America's Front Yard will have less green space for sunning, picnicking and playing Frisbee as a new plan for the National Mall aims to widen the walkways and move popular events like the Smithsonian Folk Life Festival off the turf.
The plan discussed by the National Capital Planning Commission on Thursday calls for doubling to 80 feet the width of most of the gravel north-south walkways that cross the Mall. It would also cover over with gravel two, 146-foot-wide square grass panels that extend the Mall's open space north and south at the Smithsonian Metro Station. A third grass square in front of the National Gallery of Art Sculpture Garden would also be covered.
In addition, the pathways could eventually be paved over. A feasibility study is considering all kinds of materials including gravel, track surface, stone dust, hard concrete and stone asphalt, according to the National Park Service.
The plans under consideration by the commission encompass the space between 14th and Seventh streets -- the portion of the Mall that's home to the Smithsonian's most popular museums and hosts more than 30 million visitors annually.
National Mall Superintendent Bob Vogel said the panels, which often get worn down to dirt each year, sustain the most damage from the structures erected for special events because they often stand for weeks at a time.

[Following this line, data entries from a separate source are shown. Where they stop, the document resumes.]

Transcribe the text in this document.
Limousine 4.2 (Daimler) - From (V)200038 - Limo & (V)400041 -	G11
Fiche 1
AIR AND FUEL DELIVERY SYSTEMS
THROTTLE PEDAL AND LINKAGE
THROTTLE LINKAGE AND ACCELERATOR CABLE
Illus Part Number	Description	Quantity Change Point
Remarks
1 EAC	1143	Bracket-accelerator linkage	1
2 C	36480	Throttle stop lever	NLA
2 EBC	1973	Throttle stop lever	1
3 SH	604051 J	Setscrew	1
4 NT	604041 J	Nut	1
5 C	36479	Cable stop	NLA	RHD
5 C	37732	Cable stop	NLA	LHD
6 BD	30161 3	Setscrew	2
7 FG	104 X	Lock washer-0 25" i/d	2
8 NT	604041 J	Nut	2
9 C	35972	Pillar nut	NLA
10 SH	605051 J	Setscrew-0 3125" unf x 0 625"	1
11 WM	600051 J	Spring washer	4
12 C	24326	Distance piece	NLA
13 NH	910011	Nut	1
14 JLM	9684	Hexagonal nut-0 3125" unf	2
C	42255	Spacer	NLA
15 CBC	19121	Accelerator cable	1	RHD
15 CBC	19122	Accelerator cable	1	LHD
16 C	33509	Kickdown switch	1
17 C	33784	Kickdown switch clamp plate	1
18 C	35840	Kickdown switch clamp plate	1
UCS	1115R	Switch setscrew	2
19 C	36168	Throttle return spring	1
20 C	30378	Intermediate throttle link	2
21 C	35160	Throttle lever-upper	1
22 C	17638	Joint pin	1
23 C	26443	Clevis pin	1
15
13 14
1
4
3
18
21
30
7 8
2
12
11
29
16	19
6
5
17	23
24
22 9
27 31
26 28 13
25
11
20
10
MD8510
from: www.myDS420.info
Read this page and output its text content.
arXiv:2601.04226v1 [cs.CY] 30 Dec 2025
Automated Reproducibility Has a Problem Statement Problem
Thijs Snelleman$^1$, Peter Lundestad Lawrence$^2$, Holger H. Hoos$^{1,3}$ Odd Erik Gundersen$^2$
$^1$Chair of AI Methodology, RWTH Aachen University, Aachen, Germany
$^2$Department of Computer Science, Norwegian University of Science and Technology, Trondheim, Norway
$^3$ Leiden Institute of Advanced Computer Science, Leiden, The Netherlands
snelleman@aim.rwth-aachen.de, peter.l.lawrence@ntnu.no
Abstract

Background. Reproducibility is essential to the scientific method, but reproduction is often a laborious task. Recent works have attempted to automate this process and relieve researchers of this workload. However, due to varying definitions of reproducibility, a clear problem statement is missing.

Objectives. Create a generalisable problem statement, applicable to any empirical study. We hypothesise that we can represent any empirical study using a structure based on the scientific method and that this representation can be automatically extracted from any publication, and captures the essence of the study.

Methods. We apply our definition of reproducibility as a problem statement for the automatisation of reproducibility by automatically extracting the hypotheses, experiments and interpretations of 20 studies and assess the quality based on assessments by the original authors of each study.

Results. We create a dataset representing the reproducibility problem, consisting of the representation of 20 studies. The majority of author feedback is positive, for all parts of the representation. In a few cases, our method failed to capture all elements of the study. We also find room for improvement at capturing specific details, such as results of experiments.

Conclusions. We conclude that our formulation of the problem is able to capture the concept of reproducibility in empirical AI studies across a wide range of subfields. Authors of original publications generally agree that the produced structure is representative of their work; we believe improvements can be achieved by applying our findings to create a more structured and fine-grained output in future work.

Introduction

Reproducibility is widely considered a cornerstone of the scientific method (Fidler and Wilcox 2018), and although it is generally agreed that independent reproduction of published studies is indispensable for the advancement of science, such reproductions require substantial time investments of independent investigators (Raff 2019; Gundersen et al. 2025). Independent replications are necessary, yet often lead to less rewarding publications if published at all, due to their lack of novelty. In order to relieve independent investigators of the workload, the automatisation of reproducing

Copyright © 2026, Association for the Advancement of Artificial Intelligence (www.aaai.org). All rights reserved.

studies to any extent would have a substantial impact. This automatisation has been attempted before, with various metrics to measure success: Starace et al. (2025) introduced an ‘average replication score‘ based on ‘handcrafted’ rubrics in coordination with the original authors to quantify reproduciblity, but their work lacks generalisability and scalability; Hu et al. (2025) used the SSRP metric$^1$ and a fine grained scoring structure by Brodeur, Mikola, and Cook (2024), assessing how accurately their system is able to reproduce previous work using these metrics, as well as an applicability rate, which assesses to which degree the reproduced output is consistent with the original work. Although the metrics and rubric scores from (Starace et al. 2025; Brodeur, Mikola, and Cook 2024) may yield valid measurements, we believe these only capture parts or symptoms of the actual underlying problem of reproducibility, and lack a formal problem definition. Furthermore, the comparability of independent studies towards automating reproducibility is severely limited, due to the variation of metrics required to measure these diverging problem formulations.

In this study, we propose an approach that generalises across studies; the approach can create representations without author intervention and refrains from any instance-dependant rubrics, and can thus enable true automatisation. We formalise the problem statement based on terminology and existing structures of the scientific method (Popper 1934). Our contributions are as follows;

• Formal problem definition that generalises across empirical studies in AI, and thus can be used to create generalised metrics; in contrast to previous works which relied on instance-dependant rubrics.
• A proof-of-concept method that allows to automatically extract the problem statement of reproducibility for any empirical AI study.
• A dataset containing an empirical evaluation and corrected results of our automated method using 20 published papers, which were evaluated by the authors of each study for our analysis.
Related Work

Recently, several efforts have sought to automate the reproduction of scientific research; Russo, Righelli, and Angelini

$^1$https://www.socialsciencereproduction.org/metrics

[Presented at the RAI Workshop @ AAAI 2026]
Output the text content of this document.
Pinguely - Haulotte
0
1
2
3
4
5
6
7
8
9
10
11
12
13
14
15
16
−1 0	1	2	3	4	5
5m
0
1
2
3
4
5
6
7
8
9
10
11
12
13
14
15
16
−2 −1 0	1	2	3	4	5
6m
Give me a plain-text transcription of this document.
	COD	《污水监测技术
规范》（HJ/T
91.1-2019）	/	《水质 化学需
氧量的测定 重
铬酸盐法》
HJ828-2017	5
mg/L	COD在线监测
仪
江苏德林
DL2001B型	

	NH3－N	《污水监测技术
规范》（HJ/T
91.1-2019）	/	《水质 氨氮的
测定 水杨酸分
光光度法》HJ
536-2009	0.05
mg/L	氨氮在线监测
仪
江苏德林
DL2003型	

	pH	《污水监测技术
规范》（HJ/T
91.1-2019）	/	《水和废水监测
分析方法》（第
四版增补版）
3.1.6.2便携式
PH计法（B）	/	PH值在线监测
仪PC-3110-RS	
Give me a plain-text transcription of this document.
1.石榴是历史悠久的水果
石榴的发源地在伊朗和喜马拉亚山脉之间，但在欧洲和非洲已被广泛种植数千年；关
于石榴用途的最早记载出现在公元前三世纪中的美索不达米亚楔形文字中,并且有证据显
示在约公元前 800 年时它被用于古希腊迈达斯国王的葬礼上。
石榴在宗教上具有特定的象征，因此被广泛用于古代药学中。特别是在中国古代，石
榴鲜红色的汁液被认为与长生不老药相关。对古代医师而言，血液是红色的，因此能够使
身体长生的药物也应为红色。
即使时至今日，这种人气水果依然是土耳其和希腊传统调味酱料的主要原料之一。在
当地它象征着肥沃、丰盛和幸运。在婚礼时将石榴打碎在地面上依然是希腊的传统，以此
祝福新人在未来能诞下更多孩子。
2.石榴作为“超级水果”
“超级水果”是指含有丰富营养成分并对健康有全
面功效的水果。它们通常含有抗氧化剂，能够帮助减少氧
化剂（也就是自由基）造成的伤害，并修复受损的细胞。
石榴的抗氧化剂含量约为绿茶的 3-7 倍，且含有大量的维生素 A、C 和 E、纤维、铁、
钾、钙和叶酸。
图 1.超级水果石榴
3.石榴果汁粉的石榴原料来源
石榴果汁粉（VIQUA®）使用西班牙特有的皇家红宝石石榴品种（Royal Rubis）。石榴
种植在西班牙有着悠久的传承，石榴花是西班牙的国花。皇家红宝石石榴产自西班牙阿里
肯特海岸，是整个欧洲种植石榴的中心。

"Certainly we don't see any desire to tell people to stay off the grass," Vogel told The Washington Examiner. "It is the National Mall and we want people to enjoy it in that regard and we hope we'll still have continued recreational use. But hopefully through good planning, we can encourage people to use hard surfaces as much as possible."
If approved, the wider pathways would shrink the grass panels enjoyed by tourists, residents and downtown employees. The pathways would then accommodate special events structures with enough space for visitors to pass by. Even so, major events like the Folk Life Festival would be forced partially off the Mall onto Madison Drive, which parallels the south side of the Mall, according to a presentation by Jennifer Hirsch, the commission's federal preservation officer.
The overall plan for the Mall was approved in 2010 and also calls for heartier grass to be planted and low-lying granite curbs surrounding the panels. But the exact layout and design are still to be determined by the commission.
Work has already begun on rehabilitating the portion of the Mall between the Capitol Building and Seventh Street.
On Thursday, Barry Stubbs was making his first visit to the Mall.
"Currently it's pretty much a disaster area," the Georgia man said. "You can tell it's well-worn, and it could use a little upkeep."